Science fiction has become science fact for the engineering students at Namibia University of Science and Technology (NUST), and FABlab Namibia. FABlab are now experimenting with building their very own robots. FABlab Namibia is the first advanced manufacturing, prototyping and design lab in Namibia and the largest FABlab currently within Africa.
And the first robot there is called Larry, which stands for ‘Learning Autonomous Road Rover …Yeah?’ – yes, with a question mark.
Spearheading the project at FABlab is local engineer and robot enthusiast Raouf Muhamedrahimov.
“LARRY is a result of putting Artificial Intelligence theory into practice in Namibia. It is a small robot trained to autonomously navigate roads and recognise objects using an on-board camera,” he says.
According to Kirstin Wiedow, the director and co-founder of the FABlab Design and Technology Centre, their main goal in creating LARRY is to expand the internal capabilities of FABlab and by extension, that of Namibian students and entrepreneurs.
“This will be enabled through the numerous knowledge transfer programmes at FABlab – including robotics courses – as well as less formal routes,” says Wiedow, adding that, simply providing a platform at the lab, to touch, play, experiment and build real ‘tangible’ machines is invaluable for enhancing the students knowledge.
Providing access to an interactive robot is also a useful tool for engaging younger Namibians in science and technology at an early stage and seeing that it is possible to turn Namibian dreamers into doers, once they see what is possible.
“Another related benefit is that students can test out their own ideas, experiment and innovate; which is really what FABlab and technology-based entrepreneurship is all about,” says Bjorn Wiedow, co-founder and Deputy Director of FABlab.
An example of this value is apparent through the electrical engineering student of NUST, Paulus Mapumba, who is a FABlab Electronics Intern, Marcus Haoseb and Demetrius Ndhlovu, who have been instrumental in the development of electrical systems and firmware for LARRY and the robotics kit.
Such driven students now have access to real robot tools to complement and enhance their studies. In their particular case, they can now test their written computer simulations using a physical model. Having access to tools like this significantly adds to the quality of students’ education and builds a more solid technical foundation. This increases the range of projects that can be pursued in Namibia with internal know-how and the innovation possibilities are endless.
“This leads to greater expertise and even direct transfer to larger/real projects; one example would now be our ability to ‘copy and paste’ the artificial intelligence algorithms that we developed for LARRY onto larger robots or farm equipment. Just imagine, these robots could roam around on farms to check for holes in fencing, fires or countless other things,” says Wiedow.

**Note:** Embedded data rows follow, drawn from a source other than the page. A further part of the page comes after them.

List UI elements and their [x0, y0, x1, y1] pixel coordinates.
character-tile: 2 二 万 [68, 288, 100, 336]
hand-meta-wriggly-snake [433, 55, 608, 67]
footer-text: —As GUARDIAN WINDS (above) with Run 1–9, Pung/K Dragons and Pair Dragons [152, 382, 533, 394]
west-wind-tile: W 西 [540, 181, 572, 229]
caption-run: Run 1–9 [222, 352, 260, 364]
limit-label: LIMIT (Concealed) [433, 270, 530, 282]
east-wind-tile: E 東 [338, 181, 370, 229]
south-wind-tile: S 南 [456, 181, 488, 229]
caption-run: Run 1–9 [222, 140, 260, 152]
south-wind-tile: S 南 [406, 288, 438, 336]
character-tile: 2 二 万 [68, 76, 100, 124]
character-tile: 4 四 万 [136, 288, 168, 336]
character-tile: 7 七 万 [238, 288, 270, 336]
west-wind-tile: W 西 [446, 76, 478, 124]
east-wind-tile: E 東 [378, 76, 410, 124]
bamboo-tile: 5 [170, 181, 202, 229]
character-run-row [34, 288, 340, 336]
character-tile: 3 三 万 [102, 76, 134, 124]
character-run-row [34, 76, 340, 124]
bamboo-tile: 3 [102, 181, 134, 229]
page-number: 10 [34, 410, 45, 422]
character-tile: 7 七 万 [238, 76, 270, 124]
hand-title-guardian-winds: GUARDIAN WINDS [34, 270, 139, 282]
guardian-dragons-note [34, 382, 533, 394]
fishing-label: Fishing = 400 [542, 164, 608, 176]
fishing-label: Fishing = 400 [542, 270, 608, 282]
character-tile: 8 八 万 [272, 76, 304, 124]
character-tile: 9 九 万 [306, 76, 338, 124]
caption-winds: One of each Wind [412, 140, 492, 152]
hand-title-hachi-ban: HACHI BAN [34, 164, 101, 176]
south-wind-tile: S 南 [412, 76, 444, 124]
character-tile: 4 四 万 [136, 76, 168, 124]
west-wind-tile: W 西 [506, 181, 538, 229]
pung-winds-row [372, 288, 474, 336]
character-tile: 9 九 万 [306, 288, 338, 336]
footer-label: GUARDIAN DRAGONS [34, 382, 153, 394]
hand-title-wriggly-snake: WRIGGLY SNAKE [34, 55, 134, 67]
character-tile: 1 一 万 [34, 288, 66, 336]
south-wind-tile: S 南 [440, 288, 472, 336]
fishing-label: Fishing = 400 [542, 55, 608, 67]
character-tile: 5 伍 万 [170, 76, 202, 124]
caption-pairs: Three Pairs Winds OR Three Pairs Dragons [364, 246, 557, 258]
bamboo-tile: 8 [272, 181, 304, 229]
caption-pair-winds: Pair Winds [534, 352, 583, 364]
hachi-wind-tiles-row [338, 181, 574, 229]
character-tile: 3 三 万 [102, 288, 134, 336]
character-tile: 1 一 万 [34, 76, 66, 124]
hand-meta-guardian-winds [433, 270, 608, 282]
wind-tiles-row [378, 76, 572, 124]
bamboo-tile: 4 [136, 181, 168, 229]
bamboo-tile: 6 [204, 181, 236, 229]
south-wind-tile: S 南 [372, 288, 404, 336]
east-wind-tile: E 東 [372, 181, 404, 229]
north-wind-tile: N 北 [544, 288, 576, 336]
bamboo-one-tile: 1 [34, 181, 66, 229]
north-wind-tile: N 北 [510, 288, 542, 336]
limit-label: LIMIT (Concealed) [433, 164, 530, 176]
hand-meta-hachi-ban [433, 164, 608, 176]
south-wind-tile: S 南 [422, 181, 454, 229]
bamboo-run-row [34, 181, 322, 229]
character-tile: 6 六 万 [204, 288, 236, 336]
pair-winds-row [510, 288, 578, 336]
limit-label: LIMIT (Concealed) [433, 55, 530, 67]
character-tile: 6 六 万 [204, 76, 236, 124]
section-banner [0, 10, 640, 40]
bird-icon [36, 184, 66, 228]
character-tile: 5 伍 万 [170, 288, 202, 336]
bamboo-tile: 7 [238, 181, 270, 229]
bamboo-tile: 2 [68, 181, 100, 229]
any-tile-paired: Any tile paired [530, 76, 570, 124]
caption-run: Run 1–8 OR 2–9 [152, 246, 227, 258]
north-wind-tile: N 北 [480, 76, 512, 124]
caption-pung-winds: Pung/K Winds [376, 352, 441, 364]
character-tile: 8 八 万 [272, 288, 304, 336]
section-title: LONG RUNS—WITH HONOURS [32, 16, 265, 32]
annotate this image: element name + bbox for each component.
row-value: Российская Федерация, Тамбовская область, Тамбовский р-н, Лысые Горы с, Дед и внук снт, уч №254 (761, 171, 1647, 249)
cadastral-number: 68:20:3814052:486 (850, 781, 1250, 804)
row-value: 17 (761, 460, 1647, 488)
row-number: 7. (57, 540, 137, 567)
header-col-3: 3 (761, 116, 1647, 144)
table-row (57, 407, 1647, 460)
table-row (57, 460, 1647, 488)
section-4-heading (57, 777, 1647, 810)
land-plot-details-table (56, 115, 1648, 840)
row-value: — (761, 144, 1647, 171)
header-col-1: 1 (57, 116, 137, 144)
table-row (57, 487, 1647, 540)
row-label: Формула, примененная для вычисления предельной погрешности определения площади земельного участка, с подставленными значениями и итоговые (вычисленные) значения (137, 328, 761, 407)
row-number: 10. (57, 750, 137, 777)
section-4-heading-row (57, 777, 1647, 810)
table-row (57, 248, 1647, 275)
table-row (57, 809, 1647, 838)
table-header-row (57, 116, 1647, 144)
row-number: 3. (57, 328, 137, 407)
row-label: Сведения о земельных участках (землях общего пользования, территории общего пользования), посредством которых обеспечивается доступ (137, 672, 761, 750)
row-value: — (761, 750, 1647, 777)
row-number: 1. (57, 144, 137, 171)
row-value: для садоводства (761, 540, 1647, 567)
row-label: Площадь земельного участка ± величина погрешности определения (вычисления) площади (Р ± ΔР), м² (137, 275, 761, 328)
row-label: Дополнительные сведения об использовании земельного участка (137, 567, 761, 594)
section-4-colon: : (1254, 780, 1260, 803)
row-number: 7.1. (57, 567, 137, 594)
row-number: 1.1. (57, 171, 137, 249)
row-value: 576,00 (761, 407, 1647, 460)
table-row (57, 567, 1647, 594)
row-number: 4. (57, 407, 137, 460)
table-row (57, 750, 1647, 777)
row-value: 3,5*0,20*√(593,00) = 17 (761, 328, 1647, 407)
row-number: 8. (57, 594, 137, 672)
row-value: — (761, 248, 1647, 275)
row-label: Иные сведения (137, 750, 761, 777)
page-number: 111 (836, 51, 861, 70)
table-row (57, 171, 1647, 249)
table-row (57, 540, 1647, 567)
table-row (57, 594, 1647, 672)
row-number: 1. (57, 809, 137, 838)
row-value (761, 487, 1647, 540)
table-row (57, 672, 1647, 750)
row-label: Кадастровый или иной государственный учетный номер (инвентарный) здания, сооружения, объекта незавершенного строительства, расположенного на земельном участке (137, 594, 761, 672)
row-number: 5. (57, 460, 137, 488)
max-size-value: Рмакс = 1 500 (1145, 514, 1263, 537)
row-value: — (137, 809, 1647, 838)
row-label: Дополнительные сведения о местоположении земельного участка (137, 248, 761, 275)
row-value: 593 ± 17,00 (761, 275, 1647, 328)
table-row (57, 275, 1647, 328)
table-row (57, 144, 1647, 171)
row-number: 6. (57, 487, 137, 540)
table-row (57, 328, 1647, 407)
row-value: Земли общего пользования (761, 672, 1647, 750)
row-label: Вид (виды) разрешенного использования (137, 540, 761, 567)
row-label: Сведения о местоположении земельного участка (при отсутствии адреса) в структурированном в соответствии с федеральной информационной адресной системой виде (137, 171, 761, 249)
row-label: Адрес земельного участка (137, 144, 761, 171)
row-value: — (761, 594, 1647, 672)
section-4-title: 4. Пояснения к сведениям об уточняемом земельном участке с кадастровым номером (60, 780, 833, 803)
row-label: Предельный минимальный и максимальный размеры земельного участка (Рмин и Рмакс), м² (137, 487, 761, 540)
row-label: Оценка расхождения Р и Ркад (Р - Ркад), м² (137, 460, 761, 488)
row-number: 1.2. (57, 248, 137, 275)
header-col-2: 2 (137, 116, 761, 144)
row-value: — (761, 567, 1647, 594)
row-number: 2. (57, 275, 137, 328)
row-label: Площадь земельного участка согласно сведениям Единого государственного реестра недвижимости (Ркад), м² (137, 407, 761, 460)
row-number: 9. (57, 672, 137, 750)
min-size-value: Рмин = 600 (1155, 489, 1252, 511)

The kits being developed and manufactured by students of NUST’s teaches hands-on robotics and makes it accessible to the students, often giving the first real practical interaction between them and real robots.
With active contributions from Miguel Sobejano, simple software and communication systems have been developed as part of these AV-bots, which will act as a gateway to coding and programming software. Applications might range from teaching code at the most basic level to the development of state-of-the-art AI, ultimately providing more diverse skills training and practical experimentation in the local context.
This means exposure to advanced computational methods such as Deep Learning, which is being fostered locally, and is a giant leap for potential local start-up development in this advanced sector.
“Knowledge of basic code is something that is hugely important for any technical field and being able to offer it through this programme and at NUST will create a better equipped set of graduates and engineers. Something that is sure to benefit Namibia in the long run,” says Wiedow.
The robotic kit is designed and manufactured from scratch in-house and consists of easy-to-assemble plastic kits, electronics, and firmware which connects electronics to software. The idea being to ultimately make a low-cost, locally available, robotics kit which will provide the basics in order to connect different sensors, controllers (that is keyboards and joysticks), or algorithms to control the robot. LARRY currently navigates using a machine-learning algorithm known as an artificial neural network, inspired by how human brains solve problems. Using its on-board computer and camera to process data, LARRY first ‘learns’ by being steered manually through a sample road. Like a human brain, the algorithm is trained to recognise and associate broader patterns in the data.